Doctorant en administration des relations internationales à l'ÉNAP

IMPOSER LE LEADERSHIP DU CANADA PAR LA FORCE

À la suite de l'élection d'un gouvernement conservateur majoritaire, la question est quelque peu inutile. Peu importe l'opinion de l'opposition, la position de ce gouvernement sur son mandat en Afghanistan nous donne une bonne idée de ses valeurs au plan militaire: imposer le leadership canadien par la force. Alors que la réputation du Canada de meilleur partenaire en négociation n'en finit plus de s'effriter, ce gouvernement plongera assurément la tête première dans une prolongation de cette mission qui s'éternise.
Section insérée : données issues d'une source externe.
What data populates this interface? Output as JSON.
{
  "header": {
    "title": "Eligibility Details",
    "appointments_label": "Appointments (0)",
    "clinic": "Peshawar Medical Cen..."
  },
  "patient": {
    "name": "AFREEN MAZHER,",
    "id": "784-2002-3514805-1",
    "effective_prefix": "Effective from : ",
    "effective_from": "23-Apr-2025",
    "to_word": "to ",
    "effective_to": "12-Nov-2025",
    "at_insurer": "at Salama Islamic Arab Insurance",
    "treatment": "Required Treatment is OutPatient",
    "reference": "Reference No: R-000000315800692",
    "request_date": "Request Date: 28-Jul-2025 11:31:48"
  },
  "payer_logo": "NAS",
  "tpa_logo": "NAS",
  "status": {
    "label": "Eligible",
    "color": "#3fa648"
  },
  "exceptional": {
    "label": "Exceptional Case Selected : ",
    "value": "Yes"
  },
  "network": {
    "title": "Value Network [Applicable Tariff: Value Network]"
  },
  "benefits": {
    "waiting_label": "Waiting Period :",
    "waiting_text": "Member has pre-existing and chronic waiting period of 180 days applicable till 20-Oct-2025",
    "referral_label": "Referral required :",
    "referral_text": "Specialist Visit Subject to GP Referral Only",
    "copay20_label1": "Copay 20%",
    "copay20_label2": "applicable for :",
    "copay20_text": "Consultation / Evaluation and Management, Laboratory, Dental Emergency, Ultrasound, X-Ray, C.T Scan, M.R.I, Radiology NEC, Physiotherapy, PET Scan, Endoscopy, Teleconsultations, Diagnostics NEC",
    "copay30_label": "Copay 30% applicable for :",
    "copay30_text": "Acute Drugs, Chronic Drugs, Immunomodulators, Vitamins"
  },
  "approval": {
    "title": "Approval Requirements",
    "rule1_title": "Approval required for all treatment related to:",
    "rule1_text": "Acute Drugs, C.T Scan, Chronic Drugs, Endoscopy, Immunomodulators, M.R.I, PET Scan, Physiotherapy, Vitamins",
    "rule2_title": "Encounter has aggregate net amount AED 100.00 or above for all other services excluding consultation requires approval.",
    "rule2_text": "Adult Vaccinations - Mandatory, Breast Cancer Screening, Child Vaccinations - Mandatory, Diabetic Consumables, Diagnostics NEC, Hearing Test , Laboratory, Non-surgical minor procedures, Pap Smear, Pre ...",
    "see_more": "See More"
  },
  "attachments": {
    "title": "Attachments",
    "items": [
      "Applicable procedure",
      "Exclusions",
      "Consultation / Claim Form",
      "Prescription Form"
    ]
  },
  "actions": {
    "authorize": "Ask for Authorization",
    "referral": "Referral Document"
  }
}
Maintenant qu'il n'est plus invité aux tables des négociations, comme ce fut le cas à Copenhague en décembre 2009, et qu'il a été écarté du Conseil de sécurité de l'ONU, le Canada n'a plus grand-chose à perdre à poursuivre les frappes contre le gouvernement Kadhafi. De toute manière, les quelques bribes de soft power qui pouvaient lui rester n'auraient pas été suffisantes pour se proposer comme intermédiaire entre les belligérants libyens. Puisque le Canada s'est déjà engagé auprès de ses partenaires de l'OTAN, il doit poursuivre. Toutefois, le Canada n'a jamais eu autant d'influence dans le monde qu'à l'époque où il se proposait comme intermédiaire dans les négociations avant de s'engager militairement. Cette époque est malheureusement depuis longtemps révolue.